The new measures will also require social media outlets to establish online customer shopfronts in Australia to comply with orders. They will also have to create a complaints scheme for victims to find out if comments were made in Australia and, if so, to obtain the contact details of the poster.

Additionally, complainants will be able to obtain a new “End-user Information Disclosure Order”, under which a social media company can unmask trolls without consent.

The measures will require a change to the law to make social media providers responsible for payouts arising from defamatory comments on their platform if the person making the comments cannot be identified.

The planned changes have already been criticised for their potential to harm international relations and breach human rights obligations.

Digital Rights Watch executive director Lucie Krahulcova says she is “incredibly frustrated” about the Government’s obsession with pursuing people who are anonymous online. 

“They're not actually very excited about enforcing [existing laws] on behalf of women, people of colour, and historically I think there's plenty of evidence of that in Australia,” Ms Krahulcova says.

“When we are speaking now about an attack on anonymity, it is because white men are uncomfortable with the criticism they get online.
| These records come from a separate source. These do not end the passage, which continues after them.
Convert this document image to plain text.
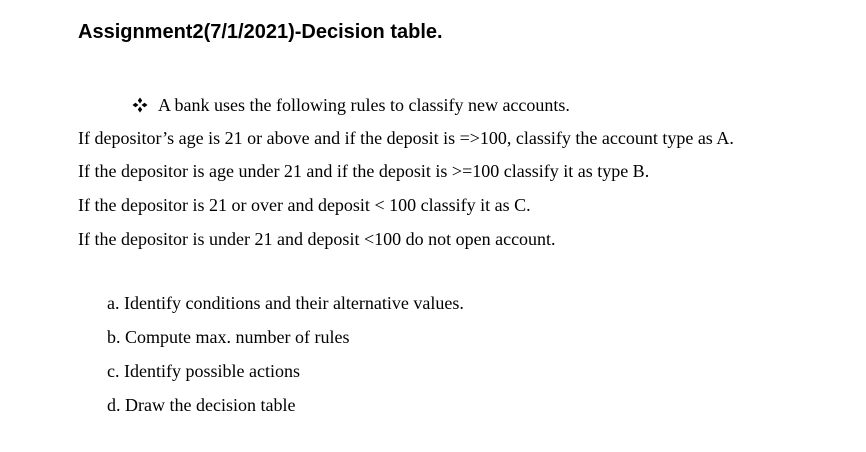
Assignment2(7/1/2021)-Decision table.
A bank uses the following rules to classify new accounts.
If depositor’s age is 21 or above and if the deposit is =>100, classify the account type as A.
If the depositor is age under 21 and if the deposit is >=100 classify it as type B.
If the depositor is 21 or over and deposit < 100 classify it as C.
If the depositor is under 21 and deposit <100 do not open account.
a. Identify conditions and their alternative values.
b. Compute max. number of rules
c. Identify possible actions
d. Draw the decision table
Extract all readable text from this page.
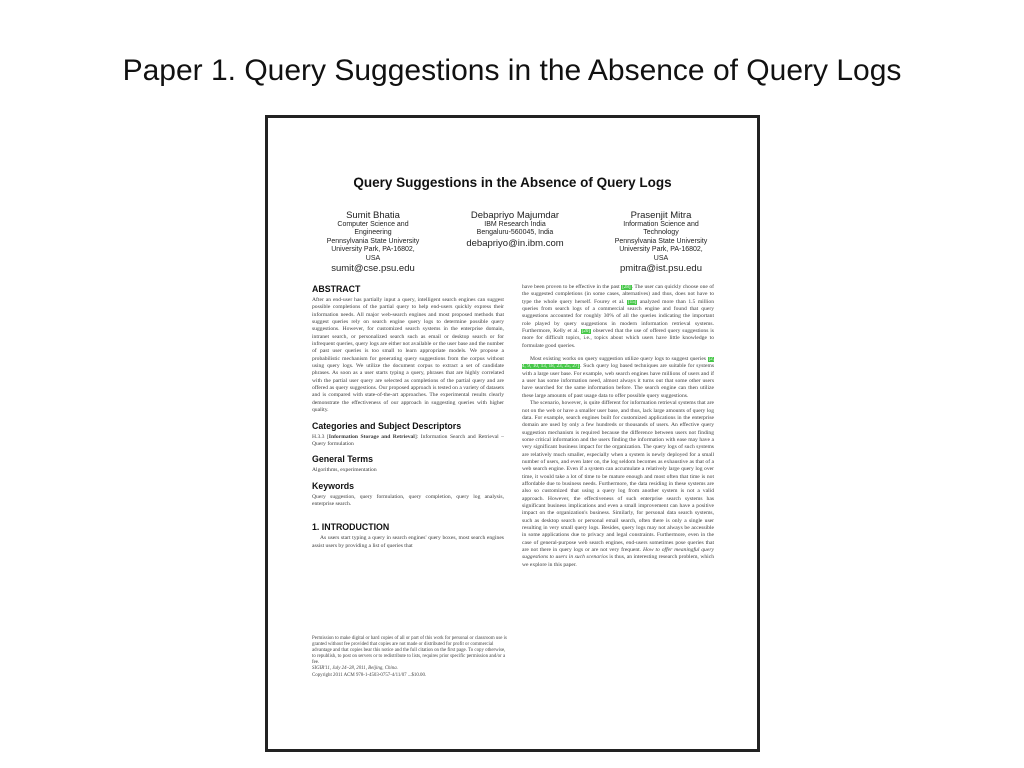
Paper 1. Query Suggestions in the Absence of Query Logs
Query Suggestions in the Absence of Query Logs
Sumit Bhatia
Computer Science and
Engineering
Pennsylvania State University
University Park, PA-16802,
USA
sumit@cse.psu.edu
Debapriyo Majumdar
IBM Research India
Bengaluru-560045, India
debapriyo@in.ibm.com
Prasenjit Mitra
Information Science and
Technology
Pennsylvania State University
University Park, PA-16802,
USA
pmitra@ist.psu.edu
ABSTRACT
After an end-user has partially input a query, intelligent search engines can suggest possible completions of the partial query to help end-users quickly express their information needs. All major web-search engines and most proposed methods that suggest queries rely on search engine query logs to determine possible query suggestions. However, for customized search systems in the enterprise domain, intranet search, or personalized search such as email or desktop search or for infrequent queries, query logs are either not available or the user base and the number of past user queries is too small to learn appropriate models. We propose a probabilistic mechanism for generating query suggestions from the corpus without using query logs. We utilize the document corpus to extract a set of candidate phrases. As soon as a user starts typing a query, phrases that are highly correlated with the partial user query are selected as completions of the partial query and are offered as query suggestions. Our proposed approach is tested on a variety of datasets and is compared with state-of-the-art approaches. The experimental results clearly demonstrate the effectiveness of our approach in suggesting queries with higher quality.
Categories and Subject Descriptors
H.3.3 [Information Storage and Retrieval]: Information Search and Retrieval – Query formulation
General Terms
Algorithms, experimentation
Keywords
Query suggestion, query formulation, query completion, query log analysis, enterprise search.
1. INTRODUCTION
As users start typing a query in search engines' query boxes, most search engines assist users by providing a list of queries that
Permission to make digital or hard copies of all or part of this work for personal or classroom use is granted without fee provided that copies are not made or distributed for profit or commercial advantage and that copies bear this notice and the full citation on the first page. To copy otherwise, to republish, to post on servers or to redistribute to lists, requires prior specific permission and/or a fee.
SIGIR'11, July 24–28, 2011, Beijing, China.
Copyright 2011 ACM 978-1-4503-0757-4/11/07 ...$10.00.
have been proven to be effective in the past [28]. The user can quickly choose one of the suggested completions (in some cases, alternatives) and thus, does not have to type the whole query herself. Fourey et al. [15] analyzed more than 1.5 million queries from search logs of a commercial search engine and found that query suggestions accounted for roughly 30% of all the queries indicating the important role played by query suggestions in modern information retrieval systems. Furthermore, Kelly et al. [20] observed that the use of offered query suggestions is more for difficult topics, i.e., topics about which users have little knowledge to formulate good queries.
Most existing works on query suggestion utilize query logs to suggest queries [2, 4, 9, 10, 13, 18, 23, 25, 27]. Such query log based techniques are suitable for systems with a large user base. For example, web search engines have millions of users and if a user has some information need, almost always it turns out that some other users have searched for the same information before. The search engine can then utilize these large amounts of past usage data to offer possible query suggestions.
The scenario, however, is quite different for information retrieval systems that are not on the web or have a smaller user base, and thus, lack large amounts of query log data. For example, search engines built for customized applications in the enterprise domain are used by only a few hundreds or thousands of users. An effective query suggestion mechanism is required because the difference between users not finding some critical information and the users finding the information with ease may have a very significant business impact for the organization. The query logs of such systems are relatively much smaller, especially when a system is newly deployed for a small number of users, and even later on, the log seldom becomes as exhaustive as that of a web search engine. Even if a system can accumulate a relatively large query log over time, it would take a lot of time to be mature enough and most often that time is not affordable due to business needs. Furthermore, the data residing in these systems are also so customized that using a query log from another system is not a valid approach. However, the effectiveness of such enterprise search systems has significant business implications and even a small improvement can have a positive impact on the organization's business. Similarly, for personal data search systems, such as desktop search or personal email search, often there is only a single user resulting in very small query logs. Besides, query logs may not always be accessible in some applications due to privacy and legal constraints. Furthermore, even in the case of general-purpose web search engines, end-users sometimes pose queries that are not there in query logs or are not very frequent. How to offer meaningful query suggestions to users in such scenarios is thus, an interesting research problem, which we explore in this paper.
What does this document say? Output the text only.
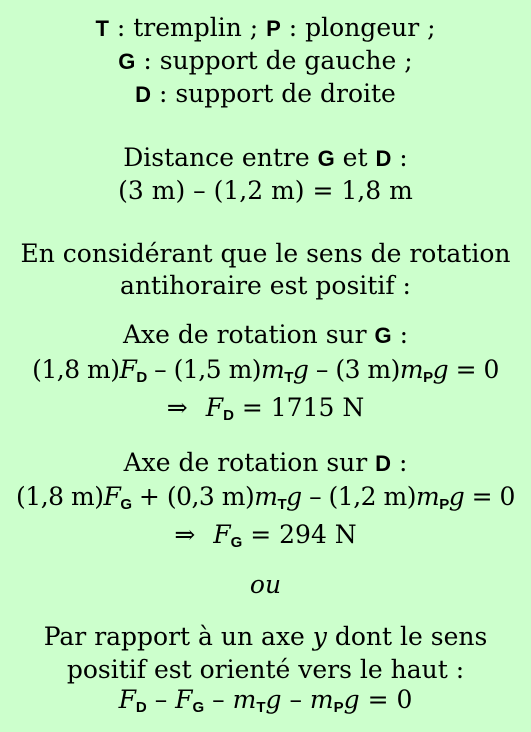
T : tremplin ; P : plongeur ;
G : support de gauche ;
D : support de droite
Distance entre G et D :
(3 m) – (1,2 m) = 1,8 m
En considérant que le sens de rotation
antihoraire est positif :
Axe de rotation sur G :
(1,8 m)FD – (1,5 m)mTg – (3 m)mPg = 0
⇒ FD = 1715 N
Axe de rotation sur D :
(1,8 m)FG + (0,3 m)mTg – (1,2 m)mPg = 0
⇒ FG = 294 N
ou
Par rapport à un axe y dont le sens
positif est orienté vers le haut :
FD – FG – mTg – mPg = 0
And that's not just politicians, it's also certain reporters and kind of sports stars and stuff. It is precisely because this societal group of privilege is frustrated with criticism.”

“It's not just bad policy. It's reckless.

“Australia needs to have a serious think about the system that it's putting out into the world.”

Kara Hinesley, Twitter's public policy director for Australia and New Zealand, says there are many good and legitimate reasons for online anonymity -  journalists protecting sources and whistleblowers, people exploring their sexuality or gender identity, ethnic or religious groups exploring their heritage, people escaping abuse and domestic violence, human rights defenders, dissidents and artists.

“Anonymity can be a form of protection and a critical tool for people... Evidence is overwhelmingly pointing to anonymity bans being ineffective,” she said. 

David Kaye, a former United Nations special rapporteur on the Promotion and Protection of the Right to Freedom of Opinion and Expression, says anonymity and the confidentiality of communications must be preserved. 

“It's under threat in democratic societies. It's under threat in authoritarian ones. There tend to be different reasons for that threat, but it's very much under threat,” he said.

“Australia's proposals, I think, go beyond what we've seen in most rule of law-oriented societies.”

The government will seek test cases because most litigants in defamation cases against social media giants cannot match them financially.

“Social media services, they need to step up and they need to understand that they have a responsibility in this regard, and that is why this important step, providing clarity to all Australians, but in particular to social media companies - you will be deemed to be publisher,” Attorney-General Michaelia Cash said.